Legal experts are commenting on Judge Aileen Cannon’s decision to grant a motion by the former president and full-time criminal to delay the FBI’s investigation of his theft of government property. The technical legal language they’re using includes “crazytown”, “lawless”, “unbelievable”, she should be “impeached”, “a special exception to the law just for FPOTUS”, “she gave him more than he was entitled to”, “she is micromanaging the Executive Branch”, her decision is “biased even in its presentation of the facts”, her “ruling would demolish future white collar criminal investigations”, “this dumbass ruling”, “friggin’ absurd” and “for fucks’ sake”. Presumably, the Department of Justice will appeal her ruling or, even better, arrest her.
David Roberts of the VOLTS podcast sees the bigger picture:
I’m not a legal analyst, but I hope everyone is taking note of a particular maneuver that this judge pulled — a very, very familiar maneuver from reactionaries. It goes like this: first the right wing propaganda networks spread a bunch of lies and lunatic conspiracy theories.

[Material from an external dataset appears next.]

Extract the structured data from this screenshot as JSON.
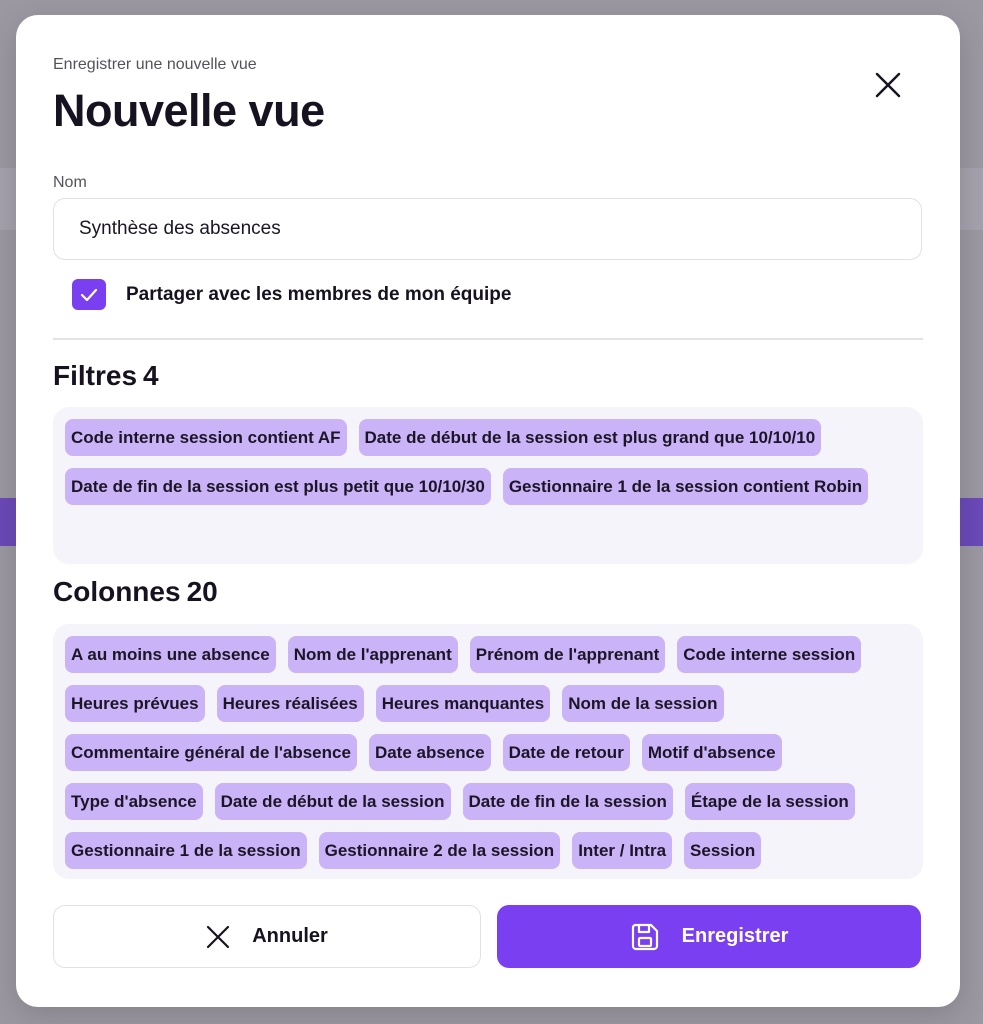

Then other right-wingers implement particular policies in response to the “appearance” of something shady. So this judge says [FPOTUS] deserves extraordinary, unprecedented latitude because of the “extraordinary circumstances” and the “swirling questions about bias.” But her fellow reactionaries were the only ones raising questions of bias! It’s a perfectly sealed feedback loop — the propagandists “raise questions” and then politicians and judges pass/implement laws based on all the questions that have been raised. An ouroboros of bullshit.
The most familiar version of this bullshit loop is in reference to voting law. Right wing propagandists have spent decades “raising questions” about voter fraud. Of course, the questions have answers. It’s all bullshit. There is no appreciable voting fraud. Nevertheless, red state after red state has passed restrictive voting laws based on these bad faith questions that have been raised. Real voting restrictions in response to fake voting fraud.
Human beings have a strong instinctive heuristic that says, “where there’s smoke, there’s fire.” If enough people are talking about X or “raising questions” about X, then the default presumption is that there *must be something fishy about X”. Right wing media is basically a machine designed to exploit that heuristic. What right-wingers have realized is that they can create smoke around literally anything. Then they can use that self-created smoke as evidence of fire and pass policy to address the fire [that doesn’t exist]. It’s a neat trick.
I don’t even think it’s some grand, conscious scheme. It’s just a natural outgrowth of reactionary psychology — always claiming victimhood; always demanding special treatment. I’m sure this judge sincerely believes the “raised questions” justify special treatment for Trump.
I’m not so sure about that. I think it’s more a case of ends justifying the means. In order to achieve total political, economic and cultural power — which they think they fully deserve — it’s acceptable to tell lies and ignore the law. Lately, however, there’s another motivation. Stay on the cult leader’s good side or risk serious, possibly fatal, retaliation.